Mais le respect du protocole sanitaire entraîne son lot de complications : « Avec le port du masque, il est difficile de bien se faire comprendre. Nous devons également faire toutes les photocopies à l’avance, ce qui n’aide pas, car parfois on pense à un exercice qu’on n’a pas photocopié. Les premières récréations ont aussi été compliquées au niveau des gestes barrières : ils ne respectaient pas les distances et avaient tendance à tout toucher », témoigne Manon. « La dynamique de classe est assez faible, car un groupe de 8 ou 9 élèves à peu d’interactions et les règles de sécurité que nous sommes obligés de respecter (pas de déplacement, pas de matériel collectif…) ne facilitent pas la vie de classe », renchérit Mathieu. « On ne fait que de l’aide à distance, pas de correction individuelle sur les cahiers, pas d’activités sportives collectives et un minimum de déplacement dans la classe, et donc des passages au tableau très occasionnels », abonde Xavier.

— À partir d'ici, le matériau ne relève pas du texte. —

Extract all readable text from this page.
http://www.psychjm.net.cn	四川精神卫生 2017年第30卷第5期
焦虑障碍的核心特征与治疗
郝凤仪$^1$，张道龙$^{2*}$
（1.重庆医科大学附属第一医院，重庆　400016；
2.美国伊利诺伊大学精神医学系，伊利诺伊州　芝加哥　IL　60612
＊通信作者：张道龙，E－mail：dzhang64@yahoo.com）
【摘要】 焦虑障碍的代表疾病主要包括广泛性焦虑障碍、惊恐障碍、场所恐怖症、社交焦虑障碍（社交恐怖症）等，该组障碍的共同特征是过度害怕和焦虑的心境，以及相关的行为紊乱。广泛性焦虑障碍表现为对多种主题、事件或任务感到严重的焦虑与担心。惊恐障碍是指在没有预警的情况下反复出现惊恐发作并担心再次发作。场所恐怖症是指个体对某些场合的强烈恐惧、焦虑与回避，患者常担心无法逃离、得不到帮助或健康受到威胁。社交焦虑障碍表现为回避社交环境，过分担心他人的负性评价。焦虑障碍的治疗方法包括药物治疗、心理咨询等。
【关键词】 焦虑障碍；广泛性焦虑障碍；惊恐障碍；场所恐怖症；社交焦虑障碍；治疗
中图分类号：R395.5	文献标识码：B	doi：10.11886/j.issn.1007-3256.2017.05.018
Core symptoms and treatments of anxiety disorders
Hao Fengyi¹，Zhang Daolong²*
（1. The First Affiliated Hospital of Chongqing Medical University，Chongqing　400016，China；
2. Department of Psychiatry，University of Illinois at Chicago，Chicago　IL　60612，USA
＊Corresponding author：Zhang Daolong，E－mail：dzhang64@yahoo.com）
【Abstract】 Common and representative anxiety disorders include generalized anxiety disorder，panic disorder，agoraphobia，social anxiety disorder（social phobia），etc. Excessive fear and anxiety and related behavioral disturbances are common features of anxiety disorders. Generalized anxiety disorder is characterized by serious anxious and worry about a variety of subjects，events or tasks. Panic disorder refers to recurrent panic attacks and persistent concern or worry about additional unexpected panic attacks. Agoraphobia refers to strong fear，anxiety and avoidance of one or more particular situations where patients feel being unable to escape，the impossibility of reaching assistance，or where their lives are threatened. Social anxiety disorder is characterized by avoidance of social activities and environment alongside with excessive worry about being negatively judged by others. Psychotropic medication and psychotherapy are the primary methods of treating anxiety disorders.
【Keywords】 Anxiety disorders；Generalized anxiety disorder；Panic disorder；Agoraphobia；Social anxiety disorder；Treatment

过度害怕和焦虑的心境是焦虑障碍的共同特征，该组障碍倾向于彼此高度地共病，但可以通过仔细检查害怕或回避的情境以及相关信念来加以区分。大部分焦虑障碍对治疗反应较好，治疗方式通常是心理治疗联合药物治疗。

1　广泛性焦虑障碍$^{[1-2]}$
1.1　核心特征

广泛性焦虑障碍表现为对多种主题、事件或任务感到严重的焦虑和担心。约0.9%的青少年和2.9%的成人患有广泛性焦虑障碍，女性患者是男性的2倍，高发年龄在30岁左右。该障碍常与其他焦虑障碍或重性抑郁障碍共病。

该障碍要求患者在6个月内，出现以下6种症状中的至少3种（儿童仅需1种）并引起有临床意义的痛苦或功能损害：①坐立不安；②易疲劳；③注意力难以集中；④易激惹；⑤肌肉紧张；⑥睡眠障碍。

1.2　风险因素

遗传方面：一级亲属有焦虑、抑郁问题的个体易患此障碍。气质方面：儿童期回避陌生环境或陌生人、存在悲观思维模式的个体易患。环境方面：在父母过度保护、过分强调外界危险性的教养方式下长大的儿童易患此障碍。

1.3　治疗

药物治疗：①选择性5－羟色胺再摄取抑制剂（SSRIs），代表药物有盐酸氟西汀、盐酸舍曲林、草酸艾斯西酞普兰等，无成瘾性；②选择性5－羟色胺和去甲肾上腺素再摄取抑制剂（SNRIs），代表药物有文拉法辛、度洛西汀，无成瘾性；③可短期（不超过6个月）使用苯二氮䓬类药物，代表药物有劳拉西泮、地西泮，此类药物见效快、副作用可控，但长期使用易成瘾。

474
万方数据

Et dans les petites classes, les contraintes semblent encore plus fortes : « Tous les lundis, il faut expliquer les gestes barrières car les élèves ont relâché leur vigilance pendant le week-end », indique Francette Popineau « En maternelle, les enseignants ont dû réadapter tous leurs contenus pédagogiques. Et le respect des gestes barrières ralentit forcément le rythme de la classe », abonde Stéphane Crochet. Les enseignants attendent avec impatience les nouvelles annonces du gouvernement cette semaine : « Le ministre voudrait que nous accueillions davantage d’enfants. Mais cela ne pourra se faire que si le protocole sanitaire est assoupli et que si nous avons l’assurance médicale que cela ne créera pas une deuxième vague de contaminations », insiste Francette Popineau.